Je ne te fais pas la présentation de tous les invités, de douze à table, voir treize si on compte le marmot qui tête le sein de sa mère, sein bavant d'un lait maternel sucré au sirop d'érable. Sean, Patrizia, des hommes, des femmes, des couples, des divorcés et au milieu de tout ce beau monde, il y a moi l'insignifiant et Dieu le maître d'orchestre.
Première séquence : la préparation du repas où comment bien fourré une grosse dinde. Non, je ne parle pas de Patrizia toujours aussi callipyge avec son âge et des hanches à prendre encore d'envie, de désir, de plaisir. L'animal, la bête, d'abord l'épiler, puis lui mettre un doigt dans le cul. Non carrément la main pour la fourrer. La mettre au four. Plusieurs heures, de nombreuses heures. Pendant ce temps-là se souvenir du passé, des rencontres, des autres. Autre point crucial d'un repas de fête, la préparation du punch. Avec une triple dose. J'ai envie que les gens soient bourrés, alors je ne lésine pas sur les bouteilles de rhum et de cognac. Il n'y a qu'avec un coup dans l'aile – en revenir toujours à la dinde – que les langues se délient et que les gens apparaissent comme ils sont sans inhibition ni appréhension. le secret d'une fête réussie : le pourcentage d'alcool dans un verre de punch, sachant que moi, je vais m'enfiler une bonne bouteille de single malt, importation directe.

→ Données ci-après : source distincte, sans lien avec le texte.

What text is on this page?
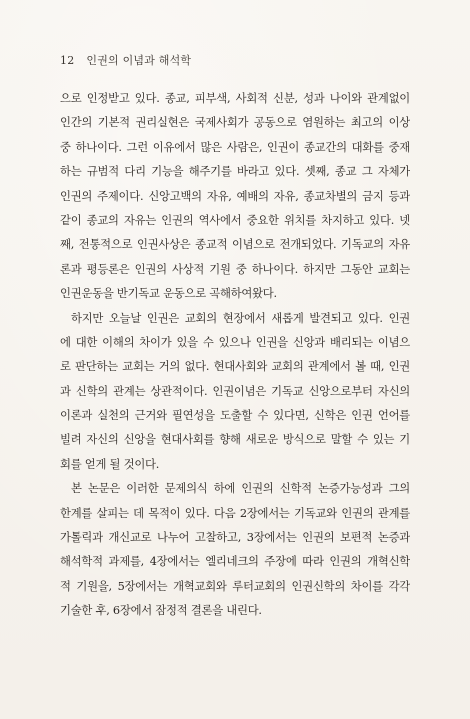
12 인권의 이념과 해석학
으로 인정받고 있다. 종교, 피부색, 사회적 신분, 성과 나이와 관계없이
인간의 기본적 권리실현은 국제사회가 공동으로 염원하는 최고의 이상
중 하나이다. 그런 이유에서 많은 사람은, 인권이 종교간의 대화를 중재
하는 규범적 다리 기능을 해주기를 바라고 있다. 셋째, 종교 그 자체가
인권의 주제이다. 신앙고백의 자유, 예배의 자유, 종교차별의 금지 등과
같이 종교의 자유는 인권의 역사에서 중요한 위치를 차지하고 있다. 넷
째, 전통적으로 인권사상은 종교적 이념으로 전개되었다. 기독교의 자유
론과 평등론은 인권의 사상적 기원 중 하나이다. 하지만 그동안 교회는
인권운동을 반기독교 운동으로 곡해하여왔다.
하지만 오늘날 인권은 교회의 현장에서 새롭게 발견되고 있다. 인권
에 대한 이해의 차이가 있을 수 있으나 인권을 신앙과 배리되는 이념으
로 판단하는 교회는 거의 없다. 현대사회와 교회의 관계에서 볼 때, 인권
과 신학의 관계는 상관적이다. 인권이념은 기독교 신앙으로부터 자신의
이론과 실천의 근거와 필연성을 도출할 수 있다면, 신학은 인권 언어를
빌려 자신의 신앙을 현대사회를 향해 새로운 방식으로 말할 수 있는 기
회를 얻게 될 것이다.
본 논문은 이러한 문제의식 하에 인권의 신학적 논증가능성과 그의
한계를 살피는 데 목적이 있다. 다음 2장에서는 기독교와 인권의 관계를
가톨릭과 개신교로 나누어 고찰하고, 3장에서는 인권의 보편적 논증과
해석학적 과제를, 4장에서는 엘리네크의 주장에 따라 인권의 개혁신학
적 기원을, 5장에서는 개혁교회와 루터교회의 인권신학의 차이를 각각
기술한 후, 6장에서 잠정적 결론을 내린다.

Deuxième séquence : les arrivées et les petits fours. Une tenue affriolante, robe noire mini et bien ajustée aux courbes encore gracieuses même vieillissantes. Et toujours cette même envie de la culbuter direct sur la table de la cuisine ou dans la cave. Non (clin d'oeil amusé)… il a ramené sa nouvelle femme qui a l'âge... d'être sa fille. Voilà de quoi entretenir une certaine jalousie entre les femelles de la soirée et de voir les hommes jouer au coq à la plus belle crête. Cocorico, me voilà sortir de la cave, quelques bouteilles de vin à la main. Les premiers verres, les premiers sourires, premiers échanges sur le souvenir. Tu te souviens quand on avait vingt ans et qu'on l'a fait dans le vieux combi Volkswagen ? Et tu t'en souviens quand tu m'as sucé pour la première fois, dans ce motel entre désaffecté et délabré ? Que de souvenirs, nostalgie, mélancolie. L'âge avance, les souvenirs restent. Encore… Signe que nous sommes tous en vie, pour combien de temps.

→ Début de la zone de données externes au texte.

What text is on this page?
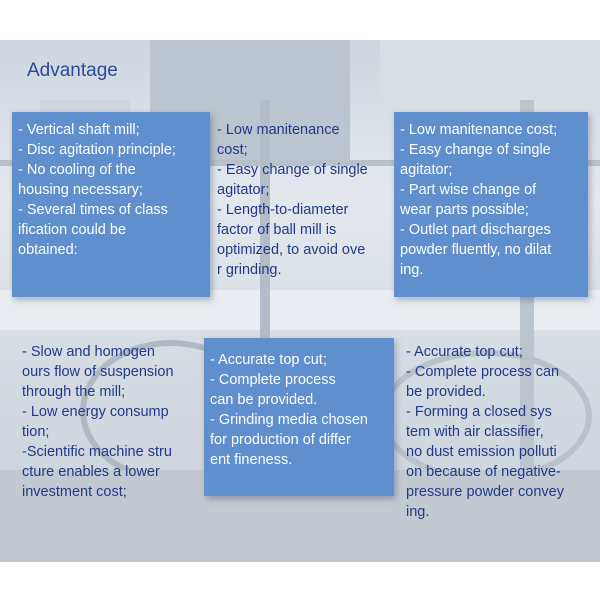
Advantage

- Vertical shaft mill;
- Disc agitation principle;
- No cooling of the
housing necessary;
- Several times of class
ification could be
obtained:

- Low manitenance
cost;
- Easy change of single
agitator;
- Length-to-diameter
factor of ball mill is
optimized, to avoid ove
r grinding.

- Low manitenance cost;
- Easy change of single
agitator;
- Part wise change of
wear parts possible;
- Outlet part discharges
powder fluently, no dilat
ing.

- Slow and homogen
ours flow of suspension
through the mill;
- Low energy consump
tion;
-Scientific machine stru
cture enables a lower
investment cost;

- Accurate top cut;
- Complete process
can be provided.
- Grinding media chosen
for production of differ
ent fineness.

- Accurate top cut;
- Complete process can
be provided.
- Forming a closed sys
tem with air classifier,
no dust emission polluti
on because of negative-
pressure powder convey
ing.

Effectivement, quand allons-nous mourir ? Dieu est là, entre chaque séquence, entre chaque plat, entre chaque moment de détente. Mc God, le maître de cérémonie, le chef d'orchestre, celui qui dirige et qui donnera la mort à chacun d'entre eux. Dans un an, dans dix ans, dans quarante ans encore. Dans un lit d'une belle mort après la fellation d'une putain de Vegas, ou contre un arbre après une soirée arrosée et un virage mal anticipée, ou sur des rails écrasés par un train de marchandise, un nombre incalculable de wagons venus broyés la chair de ce cher suicidé…
Troisième séquence ou quatrième, j'ai trop bu pour retenir les chiffres : les au-revoir, les embrassades, les oeillades et les mains sur les cuisses. J'ouvre la porte… Câlisse, de la neige, des monticules de neige qui ont enseveli la vallée. Tabarnak ! où est mon char ? Un blizzard à te faire dresser les seins et avoir frette. Fuck le blizzard. Impossible de repartir. Je me pose de nouveau sur le fauteuil en cuir. Un cigare. Un whisky. Juste un doigt. Pas un whisky, d'abord ? J'adore cette réplique, mon majeur en frétille de sourire. Sortir des couvertures, des sacs de couchages, ouvrir le canapé, déplier des draps. Tout le monde dort ici, comme une fête d'étudiant, l'âge en plus, mais les rides et le sourire encore plus charmants. Il faudra donc attendre demain. le café noir, les cheveux en batailles, l'haleine fétide…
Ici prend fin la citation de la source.